Gleichzeitig kratzt diese Nähe oder gar Treue zur Kinderversion aber auch an der Authentizität manch eine Figur und lässt die Erwachsenen dann in manch einer Szene tatsächlich naiv oder gar dümmlich wirken. Wenn Bill etwa durch ein Spiegellabyrinth hetzt und zwei Mal im Sprint mit dem Gesicht gegen eine Scheibe scheppert, so müsste man denken, dass dieser erwachsene Mann daraus gelernt hat und beim nächsten Mal die Hände vor sich hält oder eine ähnliche Vorsichtsmaßnahme ergreift. Stattdessen knutscht er auch beim dritten Mal das Glas und macht dabei auf den Zuschauer den Eindruck, als hätte er das Erinnerungsvermögen einer Eintagsfliege. Momente wie diese lassen die Protagonisten dann wie Kinder im Körper eines Erwachsenen erscheinen.

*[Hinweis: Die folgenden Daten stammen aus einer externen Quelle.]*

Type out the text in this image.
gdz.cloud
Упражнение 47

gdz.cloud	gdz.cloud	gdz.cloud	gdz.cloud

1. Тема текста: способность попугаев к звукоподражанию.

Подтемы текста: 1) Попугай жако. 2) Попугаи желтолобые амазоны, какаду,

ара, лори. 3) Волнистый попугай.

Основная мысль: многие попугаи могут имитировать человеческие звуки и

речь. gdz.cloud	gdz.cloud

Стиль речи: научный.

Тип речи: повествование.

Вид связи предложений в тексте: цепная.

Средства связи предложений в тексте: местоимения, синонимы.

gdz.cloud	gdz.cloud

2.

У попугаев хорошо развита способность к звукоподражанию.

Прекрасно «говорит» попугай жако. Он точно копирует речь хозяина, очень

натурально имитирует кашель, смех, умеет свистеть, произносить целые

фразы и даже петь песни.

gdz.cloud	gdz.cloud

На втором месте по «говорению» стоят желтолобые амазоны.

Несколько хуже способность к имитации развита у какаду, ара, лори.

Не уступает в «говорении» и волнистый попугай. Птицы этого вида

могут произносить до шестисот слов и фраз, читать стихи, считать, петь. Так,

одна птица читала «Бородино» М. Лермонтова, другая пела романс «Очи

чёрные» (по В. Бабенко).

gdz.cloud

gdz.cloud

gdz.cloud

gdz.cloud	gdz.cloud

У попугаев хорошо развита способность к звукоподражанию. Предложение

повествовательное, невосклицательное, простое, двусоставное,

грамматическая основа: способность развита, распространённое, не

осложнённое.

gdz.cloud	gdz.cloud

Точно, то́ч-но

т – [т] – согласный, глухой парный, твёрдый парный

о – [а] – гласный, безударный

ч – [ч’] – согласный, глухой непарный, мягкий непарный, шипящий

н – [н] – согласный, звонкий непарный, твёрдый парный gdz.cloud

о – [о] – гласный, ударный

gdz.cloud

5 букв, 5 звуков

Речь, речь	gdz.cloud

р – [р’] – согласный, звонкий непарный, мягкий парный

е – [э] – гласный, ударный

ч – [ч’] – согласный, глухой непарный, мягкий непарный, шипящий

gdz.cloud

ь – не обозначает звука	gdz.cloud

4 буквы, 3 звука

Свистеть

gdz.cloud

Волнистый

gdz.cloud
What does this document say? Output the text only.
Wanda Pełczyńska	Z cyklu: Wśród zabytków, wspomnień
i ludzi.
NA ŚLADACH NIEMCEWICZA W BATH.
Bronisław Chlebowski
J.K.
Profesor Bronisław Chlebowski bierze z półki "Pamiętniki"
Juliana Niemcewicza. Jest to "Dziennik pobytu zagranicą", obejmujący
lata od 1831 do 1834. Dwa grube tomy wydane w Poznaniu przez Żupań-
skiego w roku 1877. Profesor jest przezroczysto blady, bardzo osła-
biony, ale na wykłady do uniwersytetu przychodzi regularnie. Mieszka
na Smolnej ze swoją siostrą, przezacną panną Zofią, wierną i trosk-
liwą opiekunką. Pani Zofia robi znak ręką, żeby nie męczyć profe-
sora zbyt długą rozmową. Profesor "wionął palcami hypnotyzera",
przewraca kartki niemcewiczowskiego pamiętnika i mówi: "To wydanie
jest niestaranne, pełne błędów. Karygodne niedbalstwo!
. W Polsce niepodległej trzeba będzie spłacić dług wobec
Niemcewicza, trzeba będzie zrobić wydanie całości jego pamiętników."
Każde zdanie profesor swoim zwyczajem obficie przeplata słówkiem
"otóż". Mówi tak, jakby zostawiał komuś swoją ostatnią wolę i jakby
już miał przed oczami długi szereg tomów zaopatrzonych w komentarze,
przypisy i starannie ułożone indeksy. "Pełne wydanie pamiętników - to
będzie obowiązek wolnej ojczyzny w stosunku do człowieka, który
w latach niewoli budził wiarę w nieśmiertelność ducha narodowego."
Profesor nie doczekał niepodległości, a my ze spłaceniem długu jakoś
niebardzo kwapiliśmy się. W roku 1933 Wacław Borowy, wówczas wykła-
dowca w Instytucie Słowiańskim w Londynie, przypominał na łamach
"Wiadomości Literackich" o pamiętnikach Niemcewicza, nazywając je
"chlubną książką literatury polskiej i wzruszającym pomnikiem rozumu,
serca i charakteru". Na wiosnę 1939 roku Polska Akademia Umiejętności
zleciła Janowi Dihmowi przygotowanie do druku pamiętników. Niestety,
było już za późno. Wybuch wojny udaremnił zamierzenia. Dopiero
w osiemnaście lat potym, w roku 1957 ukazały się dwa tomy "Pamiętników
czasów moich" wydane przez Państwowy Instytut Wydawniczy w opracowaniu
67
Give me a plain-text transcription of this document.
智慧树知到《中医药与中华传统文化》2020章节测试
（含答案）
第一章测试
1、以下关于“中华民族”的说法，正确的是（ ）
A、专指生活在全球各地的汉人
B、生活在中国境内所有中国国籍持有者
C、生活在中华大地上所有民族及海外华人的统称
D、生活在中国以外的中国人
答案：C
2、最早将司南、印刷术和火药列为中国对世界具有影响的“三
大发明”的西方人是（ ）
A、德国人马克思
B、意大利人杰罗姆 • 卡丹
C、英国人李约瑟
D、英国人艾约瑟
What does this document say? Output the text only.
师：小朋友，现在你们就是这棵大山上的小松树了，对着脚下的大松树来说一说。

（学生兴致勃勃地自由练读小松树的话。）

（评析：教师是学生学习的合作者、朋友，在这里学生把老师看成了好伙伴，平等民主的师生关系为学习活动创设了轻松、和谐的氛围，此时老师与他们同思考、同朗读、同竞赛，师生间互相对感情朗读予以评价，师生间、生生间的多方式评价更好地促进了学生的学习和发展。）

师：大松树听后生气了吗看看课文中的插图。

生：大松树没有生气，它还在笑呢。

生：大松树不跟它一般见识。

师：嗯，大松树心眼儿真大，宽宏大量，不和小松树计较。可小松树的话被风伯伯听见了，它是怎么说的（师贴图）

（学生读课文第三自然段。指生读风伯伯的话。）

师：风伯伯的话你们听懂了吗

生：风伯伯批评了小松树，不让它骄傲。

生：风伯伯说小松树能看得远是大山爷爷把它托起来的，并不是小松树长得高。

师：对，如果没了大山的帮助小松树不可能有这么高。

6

Doch nun zum Eingemachten: dem Horror. Regisseur Andrés Muschietti (Mama) setzt dabei noch stärker als sein Vorgänger den Fokus auf das Gemeine und Brutale, statt auf Grusel. Pennywise fährt wieder seine gigantische Kauleiste mit den dutzenden Fangzähnen aus und beißt sich regelrecht durch die Landschaft. Hier ist der Streifen wenig zimperlich und versucht eben über diese Schiene zu schockieren. Meist gelingt dies auch, was aber besonders dem überragenden Sound Design zu verantworten ist. Die bedrohliche Soundkulisse wertet die teils mittelmäßigen Horror-Passagen auf und sorgt vor allem im Kino für ein schönes Gefühl der Beklemmung. Was auch zu dem Ekelfaktor beiträgt sind die Designs der Monster. Der Zuschauer wird zusammen mit den Protagonisten mit Viechern konfrontiert, die aus einer abermals abartigen Ideenschmiede kommen. Und auch bei den schaurigen Phantasiesequenzen gibt es einige visuelle Spielereien, die ein gewisses Maß an Kreativität beweisen. Auch, wenn die Effekte an manch eine Stelle etwas zu wünschen übriglassen.
Was den Horror-Faktor darüber hinaus ordentlich eindampft ist der Humor. Zwar gab es diesen auch schon im Vorgänger, doch bei Weitem nicht in solch einer Präsenz wie jetzt. Die Witze sind dabei keineswegs schlecht, ganz im Gegenteil. Besonders am Anfang bei der Reunion des Losers Clubs feuern die Mitglieder, allen voran Bill Hader als Richie, eine wahre Gagparade ab. Doch auch wenn der Humor gut ist, ist er an den meisten Stellen extrem unangebracht. Wenn Richie etwa im Endkampf gegen Pennywise, bei dem es im wahrsten Sinne des Wortes ums Eingemachte geht, einen flapsigen Kommentar von sich gibt, während ihm und allen anderen die Knie zittern, wirkt das absolut deplatziert und nimmt der Schaurigkeit eines Pennywise ordentlich den Wind aus den Segeln. Dadurch fühlt sich Es Kapitel 2 beinahe wie ein brutaler Comedy-Flick an.